Iniciativa y voluntad
no me faltan. Tengo la cabeza más dura que la carrocería del camión, gasolina
en las venas y los ojos como faros siempre puestos en la raya blanca del
asfalto, la frontera de la supervivencia. Mi hermano Paul había empezado a
acompañarme. Desde que se había casado con Pearl era más partidario de la
seguridad del asalariado, mientras que yo, inconformista, aspiraba a contraer
las preocupaciones del empresario y soñaba con terminar de pagar ese camión
para comprar otros dos o tres y hacer fortuna. Aun ahora sigo creyendo que
estoy condenado al éxito.
Por entonces aún
trabajábamos para Williams, llevábamos un cargamento de manzanas a Los Ángeles
y aunque estábamos cerca, en la 99, nos vimos en un apuro. El Ford de unos
juerguistas me obligó a dar un volantazo y en la cuneta destrozamos una rueda
delantera. Las manzanas tenían que estar para la noche en el mercado. Fui
caminando hasta el bar de Barney para telefonear a Williams y exigirle que nos
mandara algo de los trescientos dólares que nos debía, para comprar una rueda y
cumplir nuestro horario de entrega.
Williams prometió
hacerlo a regañadientes. Corrían rumores de que era un aprovechado y que
especulaba con el trabajo de los más apurados. Al rato llegó Paul al bar de
carretera con el problema resuelto: en un taller le habían fiado una rueda de
segunda mano. Me fijé en lo atractiva que era la nueva camarera de Barney, una
pelirroja bien despierta y de fiar. Lo demostró cuando unos colegas nos
avisaron de que venía Farnsworth, el prestamista, y ella nos dejó escondernos
de su lado de la barra y lo despistó. Debíamos tres plazos del camión y tenía
derecho a embargárnoslo, pero antes tenía que encontrarlo (seguía en la cuneta)
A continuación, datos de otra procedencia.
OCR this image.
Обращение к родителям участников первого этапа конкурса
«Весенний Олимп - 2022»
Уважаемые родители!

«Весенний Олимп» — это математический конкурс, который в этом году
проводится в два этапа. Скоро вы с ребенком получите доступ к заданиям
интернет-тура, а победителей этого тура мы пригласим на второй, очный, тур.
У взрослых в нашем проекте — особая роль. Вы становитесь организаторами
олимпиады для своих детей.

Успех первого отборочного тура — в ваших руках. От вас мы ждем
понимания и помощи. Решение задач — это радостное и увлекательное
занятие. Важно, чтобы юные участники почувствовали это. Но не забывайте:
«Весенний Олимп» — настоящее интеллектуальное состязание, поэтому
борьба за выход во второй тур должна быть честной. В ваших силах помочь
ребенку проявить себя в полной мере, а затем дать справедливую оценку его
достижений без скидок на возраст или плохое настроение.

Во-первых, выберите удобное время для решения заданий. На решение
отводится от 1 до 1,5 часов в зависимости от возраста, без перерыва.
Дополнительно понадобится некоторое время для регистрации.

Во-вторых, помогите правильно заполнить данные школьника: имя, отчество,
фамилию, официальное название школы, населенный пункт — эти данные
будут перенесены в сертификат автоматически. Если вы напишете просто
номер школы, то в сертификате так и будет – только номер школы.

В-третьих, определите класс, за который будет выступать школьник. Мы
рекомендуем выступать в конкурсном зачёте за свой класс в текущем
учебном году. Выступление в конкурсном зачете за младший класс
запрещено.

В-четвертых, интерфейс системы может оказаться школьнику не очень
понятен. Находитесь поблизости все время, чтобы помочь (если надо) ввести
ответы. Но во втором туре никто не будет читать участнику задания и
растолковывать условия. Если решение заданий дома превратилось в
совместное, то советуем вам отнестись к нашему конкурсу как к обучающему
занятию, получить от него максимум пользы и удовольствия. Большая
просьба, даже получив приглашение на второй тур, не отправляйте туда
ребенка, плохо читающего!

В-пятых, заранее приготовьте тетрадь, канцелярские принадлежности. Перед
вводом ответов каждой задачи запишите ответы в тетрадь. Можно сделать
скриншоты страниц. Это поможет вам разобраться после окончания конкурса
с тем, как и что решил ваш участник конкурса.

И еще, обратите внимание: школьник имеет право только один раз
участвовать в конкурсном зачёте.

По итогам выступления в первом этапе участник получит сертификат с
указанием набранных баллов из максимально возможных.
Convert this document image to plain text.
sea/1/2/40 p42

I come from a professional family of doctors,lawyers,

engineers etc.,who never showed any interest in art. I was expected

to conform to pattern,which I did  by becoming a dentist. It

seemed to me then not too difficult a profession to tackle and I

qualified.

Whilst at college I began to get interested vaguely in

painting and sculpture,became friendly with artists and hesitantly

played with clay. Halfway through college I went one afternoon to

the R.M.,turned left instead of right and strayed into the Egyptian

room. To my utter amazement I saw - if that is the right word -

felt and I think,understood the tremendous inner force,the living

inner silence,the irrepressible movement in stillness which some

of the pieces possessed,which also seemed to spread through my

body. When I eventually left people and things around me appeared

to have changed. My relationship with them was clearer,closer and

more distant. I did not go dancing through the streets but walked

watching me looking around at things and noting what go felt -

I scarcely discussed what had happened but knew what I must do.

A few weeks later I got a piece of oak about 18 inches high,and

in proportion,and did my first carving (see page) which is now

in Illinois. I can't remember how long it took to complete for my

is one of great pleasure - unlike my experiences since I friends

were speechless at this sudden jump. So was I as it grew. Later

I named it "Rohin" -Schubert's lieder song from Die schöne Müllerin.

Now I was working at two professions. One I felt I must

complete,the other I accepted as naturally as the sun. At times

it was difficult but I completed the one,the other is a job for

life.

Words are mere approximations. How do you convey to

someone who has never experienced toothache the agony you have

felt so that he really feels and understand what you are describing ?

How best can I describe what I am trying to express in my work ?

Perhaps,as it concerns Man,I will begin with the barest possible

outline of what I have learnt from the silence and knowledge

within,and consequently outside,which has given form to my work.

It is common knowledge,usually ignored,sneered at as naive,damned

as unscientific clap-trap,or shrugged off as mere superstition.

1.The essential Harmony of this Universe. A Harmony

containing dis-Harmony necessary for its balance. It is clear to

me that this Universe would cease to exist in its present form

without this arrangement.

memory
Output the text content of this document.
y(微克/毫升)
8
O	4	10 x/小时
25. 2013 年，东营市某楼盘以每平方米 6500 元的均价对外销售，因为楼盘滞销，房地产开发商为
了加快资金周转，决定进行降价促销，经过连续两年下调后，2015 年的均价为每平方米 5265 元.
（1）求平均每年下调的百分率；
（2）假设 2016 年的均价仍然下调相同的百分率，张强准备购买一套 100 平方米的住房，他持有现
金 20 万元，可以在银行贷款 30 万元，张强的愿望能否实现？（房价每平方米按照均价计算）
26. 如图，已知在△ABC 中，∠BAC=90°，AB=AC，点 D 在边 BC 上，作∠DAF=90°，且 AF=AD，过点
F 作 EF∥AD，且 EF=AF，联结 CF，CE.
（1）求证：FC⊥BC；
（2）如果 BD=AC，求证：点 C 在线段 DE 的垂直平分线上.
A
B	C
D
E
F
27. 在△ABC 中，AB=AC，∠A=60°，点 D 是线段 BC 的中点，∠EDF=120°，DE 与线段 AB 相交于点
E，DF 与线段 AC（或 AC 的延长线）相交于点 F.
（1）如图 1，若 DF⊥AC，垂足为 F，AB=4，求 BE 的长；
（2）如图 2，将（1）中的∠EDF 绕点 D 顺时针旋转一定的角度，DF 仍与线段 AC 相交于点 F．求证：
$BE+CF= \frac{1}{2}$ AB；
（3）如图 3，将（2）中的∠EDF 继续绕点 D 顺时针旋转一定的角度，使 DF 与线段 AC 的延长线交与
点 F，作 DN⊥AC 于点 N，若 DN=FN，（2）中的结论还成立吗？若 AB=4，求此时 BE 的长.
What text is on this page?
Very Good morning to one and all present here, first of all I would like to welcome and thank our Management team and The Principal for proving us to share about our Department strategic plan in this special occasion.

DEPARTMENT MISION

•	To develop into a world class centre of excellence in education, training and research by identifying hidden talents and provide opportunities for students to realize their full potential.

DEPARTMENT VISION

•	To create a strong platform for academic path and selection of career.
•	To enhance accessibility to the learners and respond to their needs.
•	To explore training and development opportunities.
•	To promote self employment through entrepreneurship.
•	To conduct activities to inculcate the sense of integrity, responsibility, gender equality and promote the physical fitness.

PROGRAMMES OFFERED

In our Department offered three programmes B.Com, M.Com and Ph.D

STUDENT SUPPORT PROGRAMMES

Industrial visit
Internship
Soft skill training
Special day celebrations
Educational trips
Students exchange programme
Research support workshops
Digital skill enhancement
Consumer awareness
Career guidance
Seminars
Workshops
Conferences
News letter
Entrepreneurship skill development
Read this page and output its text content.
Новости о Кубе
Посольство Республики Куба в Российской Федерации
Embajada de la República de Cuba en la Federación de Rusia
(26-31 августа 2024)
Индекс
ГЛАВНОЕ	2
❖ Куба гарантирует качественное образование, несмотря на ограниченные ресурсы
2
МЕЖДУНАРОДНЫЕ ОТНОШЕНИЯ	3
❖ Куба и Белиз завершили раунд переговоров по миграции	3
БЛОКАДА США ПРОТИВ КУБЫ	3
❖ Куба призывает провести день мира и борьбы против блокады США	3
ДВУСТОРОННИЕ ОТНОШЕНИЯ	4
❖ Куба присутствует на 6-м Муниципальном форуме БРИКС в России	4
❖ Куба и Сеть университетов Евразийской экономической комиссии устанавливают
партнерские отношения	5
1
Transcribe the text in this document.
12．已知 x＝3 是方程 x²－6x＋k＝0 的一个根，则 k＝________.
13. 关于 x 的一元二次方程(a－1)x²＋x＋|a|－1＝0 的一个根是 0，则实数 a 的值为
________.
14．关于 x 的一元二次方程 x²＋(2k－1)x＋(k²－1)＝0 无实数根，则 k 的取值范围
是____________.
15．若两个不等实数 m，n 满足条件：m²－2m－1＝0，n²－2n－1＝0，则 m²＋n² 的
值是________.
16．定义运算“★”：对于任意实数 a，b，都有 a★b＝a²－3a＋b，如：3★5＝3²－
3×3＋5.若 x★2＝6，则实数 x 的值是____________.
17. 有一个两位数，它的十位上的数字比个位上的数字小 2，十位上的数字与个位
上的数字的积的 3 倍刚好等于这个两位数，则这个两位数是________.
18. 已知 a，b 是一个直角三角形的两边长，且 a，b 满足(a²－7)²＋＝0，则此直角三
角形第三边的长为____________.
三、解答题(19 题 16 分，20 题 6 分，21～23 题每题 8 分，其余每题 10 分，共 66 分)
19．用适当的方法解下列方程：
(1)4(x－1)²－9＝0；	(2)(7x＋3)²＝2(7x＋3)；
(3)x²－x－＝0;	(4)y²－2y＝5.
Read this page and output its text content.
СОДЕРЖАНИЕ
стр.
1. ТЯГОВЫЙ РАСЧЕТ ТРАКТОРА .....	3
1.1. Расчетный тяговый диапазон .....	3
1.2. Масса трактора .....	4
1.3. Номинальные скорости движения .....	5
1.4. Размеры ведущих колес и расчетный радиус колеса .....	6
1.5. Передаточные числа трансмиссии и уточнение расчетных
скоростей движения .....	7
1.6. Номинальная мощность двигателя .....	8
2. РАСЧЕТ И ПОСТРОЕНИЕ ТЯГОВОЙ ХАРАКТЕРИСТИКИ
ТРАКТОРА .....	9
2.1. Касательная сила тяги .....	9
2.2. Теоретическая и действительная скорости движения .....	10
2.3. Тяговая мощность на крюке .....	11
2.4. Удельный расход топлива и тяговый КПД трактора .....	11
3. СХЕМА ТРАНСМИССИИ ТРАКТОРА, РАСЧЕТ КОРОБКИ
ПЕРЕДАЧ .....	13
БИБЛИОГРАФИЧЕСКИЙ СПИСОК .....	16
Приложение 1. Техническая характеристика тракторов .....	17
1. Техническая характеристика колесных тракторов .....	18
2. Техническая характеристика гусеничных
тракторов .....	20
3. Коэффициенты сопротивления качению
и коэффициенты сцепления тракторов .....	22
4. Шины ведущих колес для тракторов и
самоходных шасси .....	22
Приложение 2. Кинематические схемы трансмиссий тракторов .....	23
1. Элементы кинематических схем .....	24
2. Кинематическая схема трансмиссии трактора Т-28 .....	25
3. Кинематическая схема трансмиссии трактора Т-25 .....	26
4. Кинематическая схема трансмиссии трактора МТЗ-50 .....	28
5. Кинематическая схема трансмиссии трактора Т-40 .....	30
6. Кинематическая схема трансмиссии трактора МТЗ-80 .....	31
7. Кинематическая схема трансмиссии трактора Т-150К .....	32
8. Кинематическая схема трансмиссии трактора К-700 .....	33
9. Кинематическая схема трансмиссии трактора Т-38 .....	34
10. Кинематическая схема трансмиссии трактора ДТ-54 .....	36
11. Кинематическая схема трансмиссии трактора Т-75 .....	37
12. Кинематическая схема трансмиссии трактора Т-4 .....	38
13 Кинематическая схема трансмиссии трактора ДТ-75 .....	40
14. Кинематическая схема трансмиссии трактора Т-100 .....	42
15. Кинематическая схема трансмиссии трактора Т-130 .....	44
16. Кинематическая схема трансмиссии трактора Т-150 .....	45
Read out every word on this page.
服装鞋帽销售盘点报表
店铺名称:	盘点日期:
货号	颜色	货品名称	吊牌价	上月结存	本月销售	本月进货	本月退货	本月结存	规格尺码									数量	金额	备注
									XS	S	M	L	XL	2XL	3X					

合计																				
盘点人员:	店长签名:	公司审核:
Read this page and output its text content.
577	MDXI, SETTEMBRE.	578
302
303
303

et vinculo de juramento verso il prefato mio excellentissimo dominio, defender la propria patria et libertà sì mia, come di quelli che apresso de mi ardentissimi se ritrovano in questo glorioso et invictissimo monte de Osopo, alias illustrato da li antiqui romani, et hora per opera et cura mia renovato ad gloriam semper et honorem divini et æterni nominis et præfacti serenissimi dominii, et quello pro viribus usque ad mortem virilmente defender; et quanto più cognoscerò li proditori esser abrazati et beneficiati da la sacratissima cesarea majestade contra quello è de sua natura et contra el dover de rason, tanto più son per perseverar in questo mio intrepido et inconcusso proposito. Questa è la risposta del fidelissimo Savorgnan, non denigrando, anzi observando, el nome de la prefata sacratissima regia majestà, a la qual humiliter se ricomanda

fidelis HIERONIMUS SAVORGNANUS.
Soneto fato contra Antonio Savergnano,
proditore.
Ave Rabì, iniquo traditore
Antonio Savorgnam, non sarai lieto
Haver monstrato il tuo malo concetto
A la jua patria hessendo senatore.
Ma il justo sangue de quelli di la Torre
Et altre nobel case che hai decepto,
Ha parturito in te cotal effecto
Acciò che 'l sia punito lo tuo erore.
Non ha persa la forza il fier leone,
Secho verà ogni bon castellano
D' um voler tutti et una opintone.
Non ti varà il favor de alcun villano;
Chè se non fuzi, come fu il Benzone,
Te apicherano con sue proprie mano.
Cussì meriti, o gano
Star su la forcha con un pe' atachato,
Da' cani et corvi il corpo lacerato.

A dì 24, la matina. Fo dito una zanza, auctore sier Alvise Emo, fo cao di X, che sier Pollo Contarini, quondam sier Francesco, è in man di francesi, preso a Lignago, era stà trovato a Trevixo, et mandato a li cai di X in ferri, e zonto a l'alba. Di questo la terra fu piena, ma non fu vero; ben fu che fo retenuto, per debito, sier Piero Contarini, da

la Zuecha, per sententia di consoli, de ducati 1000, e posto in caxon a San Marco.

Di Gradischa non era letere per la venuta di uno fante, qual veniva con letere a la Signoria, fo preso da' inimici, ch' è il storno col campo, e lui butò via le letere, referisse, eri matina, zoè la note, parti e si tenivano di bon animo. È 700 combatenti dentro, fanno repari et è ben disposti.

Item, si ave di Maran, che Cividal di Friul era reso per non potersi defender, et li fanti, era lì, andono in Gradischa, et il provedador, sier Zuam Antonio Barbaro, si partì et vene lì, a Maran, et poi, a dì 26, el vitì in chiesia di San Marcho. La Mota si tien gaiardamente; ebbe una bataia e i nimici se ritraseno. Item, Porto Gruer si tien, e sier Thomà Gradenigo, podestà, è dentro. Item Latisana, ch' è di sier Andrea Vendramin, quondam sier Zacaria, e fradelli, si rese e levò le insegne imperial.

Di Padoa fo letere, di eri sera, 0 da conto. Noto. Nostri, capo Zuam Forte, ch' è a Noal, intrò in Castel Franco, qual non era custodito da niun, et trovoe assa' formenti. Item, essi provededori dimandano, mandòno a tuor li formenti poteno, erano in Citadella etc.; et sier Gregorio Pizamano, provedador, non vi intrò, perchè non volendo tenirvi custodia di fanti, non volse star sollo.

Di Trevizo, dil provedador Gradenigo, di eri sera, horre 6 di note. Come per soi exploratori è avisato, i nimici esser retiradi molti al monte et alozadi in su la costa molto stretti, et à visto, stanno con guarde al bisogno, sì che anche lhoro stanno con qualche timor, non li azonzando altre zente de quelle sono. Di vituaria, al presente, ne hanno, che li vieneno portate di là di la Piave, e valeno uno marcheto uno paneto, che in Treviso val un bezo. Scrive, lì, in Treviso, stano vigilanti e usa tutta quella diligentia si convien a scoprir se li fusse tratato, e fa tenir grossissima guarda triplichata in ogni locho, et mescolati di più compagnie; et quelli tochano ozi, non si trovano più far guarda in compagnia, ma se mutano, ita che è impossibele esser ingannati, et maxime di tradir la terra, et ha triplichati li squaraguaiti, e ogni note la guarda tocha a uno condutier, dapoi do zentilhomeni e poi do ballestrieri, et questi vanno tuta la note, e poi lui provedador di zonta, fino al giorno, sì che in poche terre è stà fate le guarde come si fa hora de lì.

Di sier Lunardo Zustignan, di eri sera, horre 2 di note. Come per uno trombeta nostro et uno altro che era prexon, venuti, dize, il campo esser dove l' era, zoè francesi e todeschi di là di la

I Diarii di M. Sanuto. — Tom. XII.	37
o sorprendernos a nosotros. Sin camión soy tan inconcebible como una tribu
apache sin búfalos.
Aliviados, nos
disponíamos a cambiar la rueda y concluir el trabajo cuando nos tropezamos con
Dawson, otro empleado de Williams. Resultaba que el jefe le había encomendado
recoger nuestra mercancía y así no tener que pagarnos. Ya que no queríamos que
Dawson perdiera su trabajo, le dejamos hacerlo y nos dirigimos a la oficina de
ese miserable que además le habría filtrado al prestamista que estábamos en lo
de Barney para dejarnos fuera de circulación. Aunque encontramos a Williams
contando un fajo de billetes, se quejó de falta de liquidez, nos prometió
ilusorios transportes y por la fuerza tuvimos que exprimirle nuestros
trescientos.
Nos dirigimos a casa.
Llovía. Para pasar las millas, mientras que Paul seguía ansioso de ver a Pearl,
yo jugaba a decidir a cuál de mis amiguitas llamaría al día siguiente. En el
amor también era partidario de la aventura y la libre iniciativa. Siempre he
tenido suerte con las chicas. Últimamente me perseguía Lana, la esposa de Ed,
un viejo amigo que con el tiempo ha llegado a ser un próspero empresario de
transportes. Pero hay bastantes mujeres en L.A. como para tener que traicionar
a un amigo. Sin embargo, justo entonces ocurrió algo que me haría cambiar mi
relación con las mujeres.
Recogimos a una chica
que resultó ser aquella camarera pelirroja de Barney. Con lo desenvuelta que
era, en la rigidez de la cara se veía que le iba mal; por azaroso que pareciera
su pasado, había una luz en el fondo de sus ojos que te decía que no había en
él ninguna zona oscura. La fui conociendo en el trayecto. Ahora sin trabajo –no
le gustaba el largor de las manos de Barney-, ni ahorros o planes definidos,
sin embargo Cassie (¡qué nombre tan bonito!) se armó de ánimo contra la incertidumbre
e hizo un par de chistes. Igual que las luces del camión, su valor pareció
alumbrarnos el camino.
Paramos a cenar y nos
cruzamos con Harry MacNamara, un colega que acababa de pagar su camión con
miles de horas de sueño; las ojeras le colgaban como vigas de los párpados y ya
era inmune al café. Partió poco antes que nosotros y a las pocas millas vimos
su camión zigzagueando como un borracho por el medio de la calle. Intentamos
avisarle en la recta, pero a la primera curva se precipitó por una ladera y
aunque corrimos a sacarlo de la cabina las llamas hicieron estallar el camión.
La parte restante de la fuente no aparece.